Wracając do restrukturyzacji, Paluszkiewicz mówi nam, że wypowiedzenie warunków pracy i płacy, zmieniające funkcję dyrektora na funkcję samodzielnego specjalisty w dziale techniki radiowej i informatyki, wręczył Szychowskiemu pod koniec stycznia br. Paluszkiewicz deklaruje - wbrew medialnym doniesieniom - że zmiana stanowiska nie wpłynęła na wysokość uposażenia.

- Pan Szychowski złożył skargę w Państwowej Inspekcji Pracy i zgłosił sprawę do prokuratury za „utrudnianie działalności związkowej". Nie czekając na ustalenia tych organów zdecydował się na podjęcie kolejnych działań, których efektem ma być zapowiadana pikieta. Oceniam to jako dodatkowy element presji na moją osobę, który ma mnie skłonić do zmiany moich wcześniejszych decyzji. Jestem za tym, by ta sprawa została wyjaśniona na drodze prawnej i uważam, że w tej sytuacji jest to jedyny sposób na rozstrzygnięcie kwestii spornych - słyszymy dalej od prezesa Radia Łódź.
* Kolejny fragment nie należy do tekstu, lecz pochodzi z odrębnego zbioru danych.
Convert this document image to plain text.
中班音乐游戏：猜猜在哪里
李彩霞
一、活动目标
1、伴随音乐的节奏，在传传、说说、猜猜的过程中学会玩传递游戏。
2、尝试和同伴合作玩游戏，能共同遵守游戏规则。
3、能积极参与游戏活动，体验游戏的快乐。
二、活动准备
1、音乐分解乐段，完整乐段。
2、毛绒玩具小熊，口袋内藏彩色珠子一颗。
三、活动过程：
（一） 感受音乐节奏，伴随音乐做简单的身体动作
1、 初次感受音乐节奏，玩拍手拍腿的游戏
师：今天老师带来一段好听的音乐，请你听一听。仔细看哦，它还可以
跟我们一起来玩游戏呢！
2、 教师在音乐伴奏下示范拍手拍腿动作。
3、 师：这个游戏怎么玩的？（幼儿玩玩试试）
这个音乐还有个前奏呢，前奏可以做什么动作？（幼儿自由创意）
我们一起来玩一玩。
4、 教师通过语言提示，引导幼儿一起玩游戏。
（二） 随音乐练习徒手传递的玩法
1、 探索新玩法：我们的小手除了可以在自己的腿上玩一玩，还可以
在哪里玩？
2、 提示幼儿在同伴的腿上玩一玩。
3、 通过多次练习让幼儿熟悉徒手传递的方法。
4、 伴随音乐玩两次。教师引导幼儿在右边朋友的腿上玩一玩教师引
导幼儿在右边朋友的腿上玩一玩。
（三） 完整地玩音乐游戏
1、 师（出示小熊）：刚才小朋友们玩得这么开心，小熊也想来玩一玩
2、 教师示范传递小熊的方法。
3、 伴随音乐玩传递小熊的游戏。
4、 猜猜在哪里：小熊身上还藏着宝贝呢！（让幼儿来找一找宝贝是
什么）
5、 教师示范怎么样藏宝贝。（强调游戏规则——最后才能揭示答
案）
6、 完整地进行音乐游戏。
Odnosząc się do zaplanowanej na poniedziałek manifestacji, mówi:

„trudno mi zrozumieć cel organizowanie pikiety, skoro związki zawodowe nie wyczerpały dróg prawnych przewidzianych w przepisach ustawy o rozwiązywaniu sporów zbiorowych”.

Paluszkiewicz deklaruje na koniec rozmowy, że w jego pracy najbardziej liczą się „radio i jego słuchacze”.
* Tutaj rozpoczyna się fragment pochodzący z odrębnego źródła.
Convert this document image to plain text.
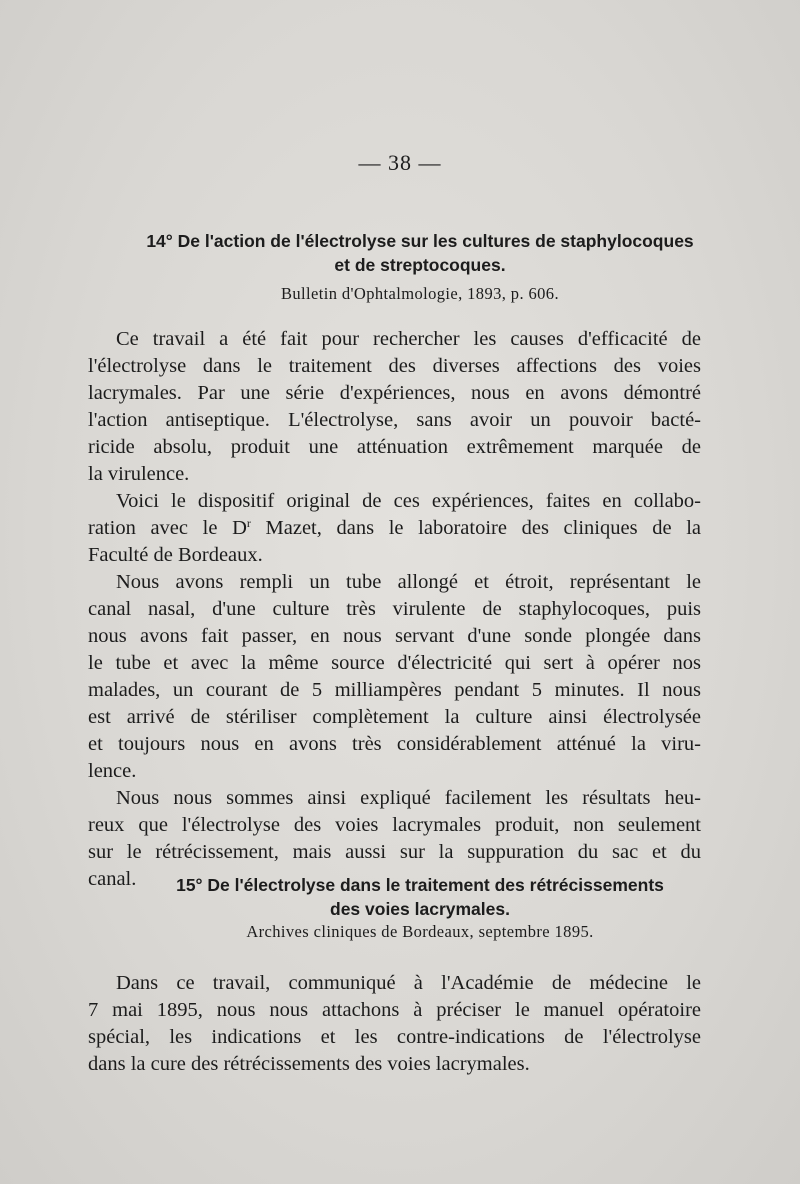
— 38 —
14° De l'action de l'électrolyse sur les cultures de staphylocoques
et de streptocoques.
Bulletin d'Ophtalmologie, 1893, p. 606.
Ce travail a été fait pour rechercher les causes d'efficacité de
l'électrolyse dans le traitement des diverses affections des voies
lacrymales. Par une série d'expériences, nous en avons démontré
l'action antiseptique. L'électrolyse, sans avoir un pouvoir bacté-
ricide absolu, produit une atténuation extrêmement marquée de
la virulence.
Voici le dispositif original de ces expériences, faites en collabo-
ration avec le $D^r$ Mazet, dans le laboratoire des cliniques de la
Faculté de Bordeaux.
Nous avons rempli un tube allongé et étroit, représentant le
canal nasal, d'une culture très virulente de staphylocoques, puis
nous avons fait passer, en nous servant d'une sonde plongée dans
le tube et avec la même source d'électricité qui sert à opérer nos
malades, un courant de 5 milliampères pendant 5 minutes. Il nous
est arrivé de stériliser complètement la culture ainsi électrolysée
et toujours nous en avons très considérablement atténué la viru-
lence.
Nous nous sommes ainsi expliqué facilement les résultats heu-
reux que l'électrolyse des voies lacrymales produit, non seulement
sur le rétrécissement, mais aussi sur la suppuration du sac et du
canal.	15° De l'électrolyse dans le traitement des rétrécissements
des voies lacrymales.
Archives cliniques de Bordeaux, septembre 1895.
Dans ce travail, communiqué à l'Académie de médecine le
7 mai 1895, nous nous attachons à préciser le manuel opératoire
spécial, les indications et les contre-indications de l'électrolyse
dans la cure des rétrécissements des voies lacrymales.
- Za cele postawiłem sobie podnoszenie słuchalności, wprowadzanie jak najlepszych programów na rynek. To ja odpowiadam za radio, ponoszę za nie finansową odpowiedzialność. Decyzje, które podejmuję, obciążają mnie. Nie pozwolę sobie na to, by ktoś bez odpowiedzialności zmuszał mnie do podejmowania decyzji, które mają na celu dbanie o partykularne interesy kilku osób

- podsumowuje.

„W Radiu Łódź za łby biorą się dosłownie wszyscy”

To tytuł artykułu, jaki na łamach Dziennika Łódzkiego pojawił się pod koniec września 2010 roku. Każdy, kto obecną awanturę w Radiu Łódź łączyłby z „pisowską” etykietą rozgłośni, może nieco zrewidować pogląd.

„Jest takie miejsce w Łodzi, gdzie związkowcy mierzą wysokość pisuarów, prezesi szturmują swoje gabinety, a wrogie obozy obrzucają się błotem. Od nienawiści aż kipi. Do akcji zaprzęgane są prokuratura, rząd, media, NIK, IPN. W radiu Łódź ciekawie jest od zawsze”

- czytamy w artykule.

Z pisuarem to nie żart. W każdym razie zbyt wysoko powieszony pisuar w męskiej toalecie Państwowa Inspekcja Pracy potraktowała nad wyraz serio.

„Przeprowadzono eksperyment. Przed pisuarem stanął jeden z najniższych pracowników spółki i komisyjnie się załatwił. Obecny przy tym inspektor PIP przystąpił do stosownych pomiarów. Wyszło, że pisuar rzeczywiście wisi 5 cm za wysoko”

- czytamy w tekście sprzed blisko 12 lat. Podobnych sytuacji była cała masa, co skrupulatnie opisywały lokalne media. Stan permanentnego konfliktu między kolejnymi zarządami i związkami zawodowymi ma bogatą historię.